At the request of the Hon. Anthony Roberts, Minister for Planning and Housing, an investigation was carried out into the causes of structural damage to the Opal Tower in Sydney Olympic Park, which was first observed in late December 2018.

The first report stated that the Opal Tower was overall structurally sound and was not in any apparent danger of collapse, with significant repairs required to strengthen damaged hob beams and panels in the building.

With multiple visits to the tower and inspections by engineering teams, the main focus on the investigation was on the garden area in the slot of Level 10, where initial concerns came from residents who claimed complained about loud creaking noises.

The intermin report also questioned the structural integrity of various elements on Levels 3, 4, 9, 10, 16, 26 and the basement level B3.

After a thorough inspection of these levels, the report indicated that possible environmental factors, poor construction materials, issues with foundations, flaws in design and poor quality workmanship could all have been factors in the creaking noises.

These findings came with much anguish to residents who had been forced to evacuate numerous times over the Christmas holidays, as well as facing property devaluation of almost fifty per cent.

The final report which was released on Feb 19, stated the following as definite causes of damage to the Opal Tower:

  1. The as-constructed hob beam/panel assembly was under-designed, according to the National Construction Code (NCC) and the Australian Standard for Concrete Structures (AS36001), at a number of locations in the building.
  2. This left the hob beams susceptible to failure by shear compression and bursting. The decision, taken after the initial design, to grout only partially the joints between the hob beams and panels, significantly raised the levels of stress in the hob beams on levels 4, 10, 16 and 26.
  3. Construction and material deficiencies likely precipitated the observed major damage to hob beams on Level 10 C (electrical conduit and reinforcing steel in the cover region, and a panel repair) and Level 4-A (lower strength concrete than used in hobs elsewhere and partial grout coverage).
  4. The observed damage in the concrete panel at Level 10 and in the Level 10 floor slab was likely a consequence of the adjacent hob beam failures and not the original cause of the damage observed at Level 10.

Appropriate preparation work will now take place to ensure that the building is safe for residents. This includes the replacement of damaged hob beans to provide the required load carrying capacity.

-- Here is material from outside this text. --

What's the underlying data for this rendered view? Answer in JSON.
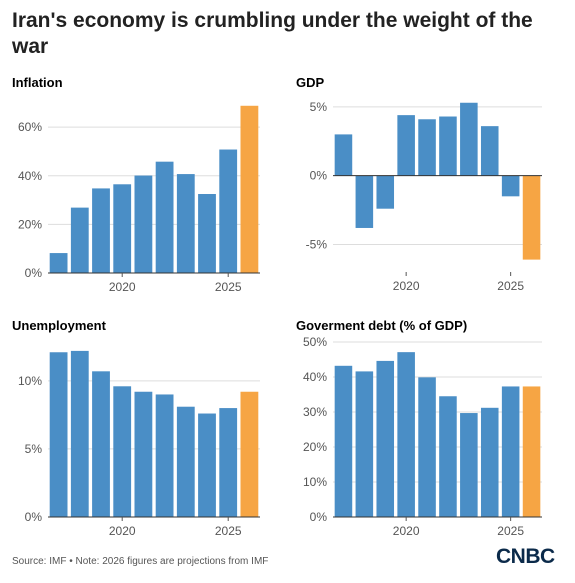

The report also indicates that all designs and construction associated with the repairs will need to be checked and certified as safe by qualified independent structural engineers, before the re-occupation of residents.

Recommendations on avoiding this type of incident in the future included the creation of a government ‘Registered Engineers’ database as well as an independent third party checking system.  The report also calls for a ‘Building Structure Review Board’ with the focus on establishing facts relating to structural damage from design and construction.